The two Republican candidates appear to share a lack of political savvy. Mr Bono, who is running for a seat in the House of Representatives, claims to have learnt a lot since his failed Senate primary campaign in 1992. When asked then about world trade issues, he responded: 'That's a tricky one.'
But Mr Bono found a mentor in the man who defeated him, Bruce Herschensohn, who helped him with foreign policy and economics and taught him 'who's important and how to play the game, just like in show business'.
Mr Herschensohn said he liked Mr Bono from the moment in their first debate when the former singer was asked about illegal immigration. 'He said, 'What's to talk about? It's illegal'.'
Will the former mayor of Palm Springs become Senator Salvatore Bono? In a close race against Steve Clute, a Democrat, the beat goes on. . .

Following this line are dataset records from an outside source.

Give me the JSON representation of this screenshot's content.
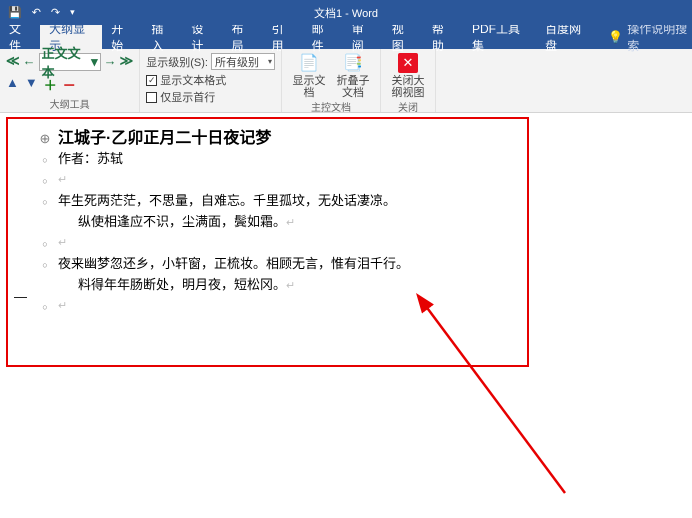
{
  "title": "文档1 - Word",
  "qat": {
    "save": "保存",
    "undo": "撤销",
    "redo": "重做",
    "custom": "自定义"
  },
  "tabs": {
    "file": "文件",
    "outline": "大纲显示",
    "home": "开始",
    "insert": "插入",
    "design": "设计",
    "layout": "布局",
    "references": "引用",
    "mailings": "邮件",
    "review": "审阅",
    "view": "视图",
    "help": "帮助",
    "pdf": "PDF工具集",
    "baidu": "百度网盘",
    "tell_me": "操作说明搜索"
  },
  "ribbon": {
    "style_value": "正文文本",
    "outline_tools": "大纲工具",
    "show_level_label": "显示级别(S):",
    "show_level_value": "所有级别",
    "show_formatting": "显示文本格式",
    "first_line_only": "仅显示首行",
    "show_doc": "显示文档",
    "collapse_sub": "折叠子文档",
    "master_doc": "主控文档",
    "close_outline": "关闭大纲视图",
    "close_group": "关闭"
  },
  "doc": {
    "h1": "江城子·乙卯正月二十日夜记梦",
    "author": "作者：苏轼",
    "p1a": "年生死两茫茫，不思量，自难忘。千里孤坟，无处话凄凉。",
    "p1b": "纵使相逢应不识，尘满面，鬓如霜。",
    "p2a": "夜来幽梦忽还乡，小轩窗，正梳妆。相顾无言，惟有泪千行。",
    "p2b": "料得年年肠断处，明月夜，短松冈。",
    "ret": "↵"
  }
}
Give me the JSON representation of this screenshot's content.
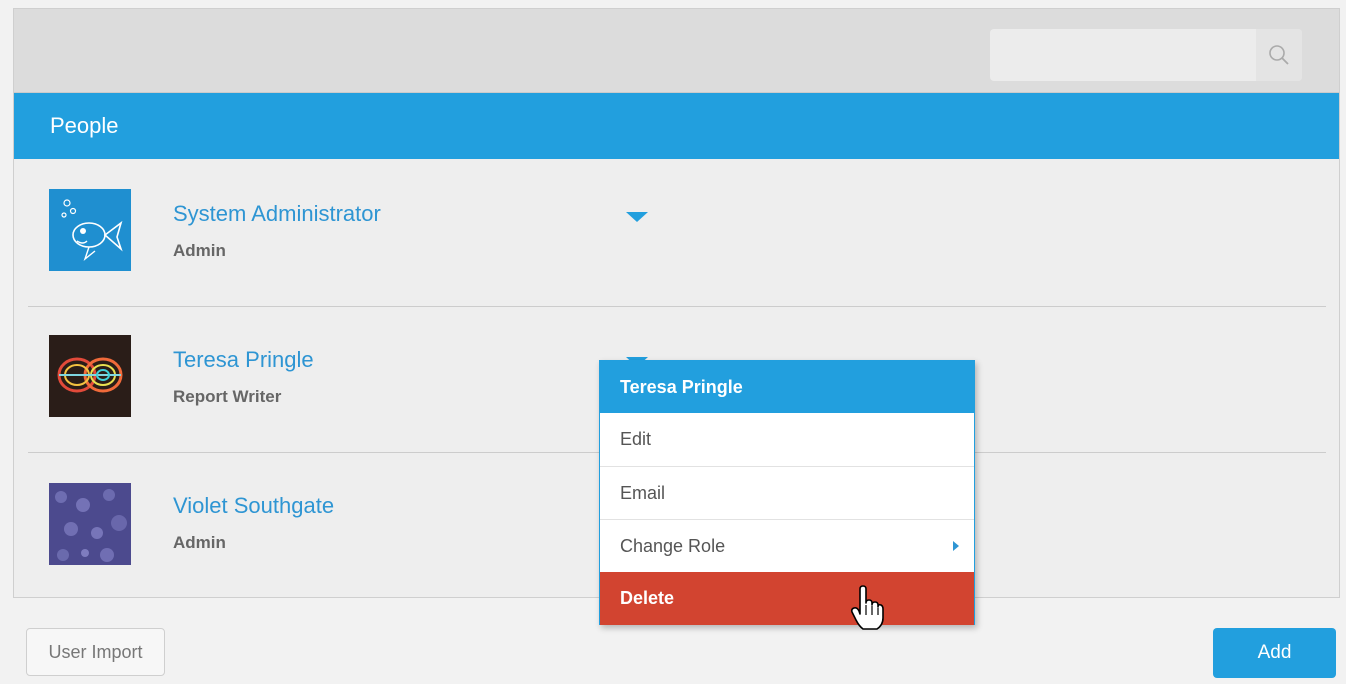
{
  "search": {
    "placeholder": "",
    "value": "",
    "icon": "search-icon"
  },
  "section": {
    "title": "People"
  },
  "people": [
    {
      "name": "System Administrator",
      "role": "Admin",
      "avatar": "fish-avatar"
    },
    {
      "name": "Teresa Pringle",
      "role": "Report Writer",
      "avatar": "light-rings-avatar"
    },
    {
      "name": "Violet Southgate",
      "role": "Admin",
      "avatar": "purple-bokeh-avatar"
    }
  ],
  "context_menu": {
    "title": "Teresa Pringle",
    "items": [
      {
        "label": "Edit"
      },
      {
        "label": "Email"
      },
      {
        "label": "Change Role",
        "has_submenu": true
      },
      {
        "label": "Delete",
        "highlighted": true
      }
    ]
  },
  "footer": {
    "import_label": "User Import",
    "add_label": "Add"
  },
  "colors": {
    "accent": "#229fde",
    "delete": "#d24430",
    "name_link": "#2e95d3"
  }
}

'I HATE him,' Rosario Ames says of her husband, Aldrich Ames, the former CIA officer who is serving a life sentence for spying. Mrs Ames is to be sentenced today for being his accomplice. She faces 63 months in prison.
Mrs Ames told the Washington Post her life ended over dinner in a Vietnamese restaurant in Washington in the summer of 1992 when Ames told her, 'I'm working for the Russians'. Before then, she said, she had no idea she was married to a traitor and pleaded with him to stop.
The FBI says taped conversations suggested she knew what was going on. In one, she was heard telling her husband about a mission: 'I hope you didn't screw it up.'
EXPECTING a Christmas gift from Cardinal John O'Connor of New York? Expect the little white book destined to be the hit of Christmas season, Crossing the Threshold of Hope by Pope John Paul. The book of reflections went on sale this week and the cardinal sees Catholics, non-believers, the curious and the critical all reading it. 'Undoubtedly, a number of those who disagree in advance with everything this Pope says will read it to find fault with it,' he said.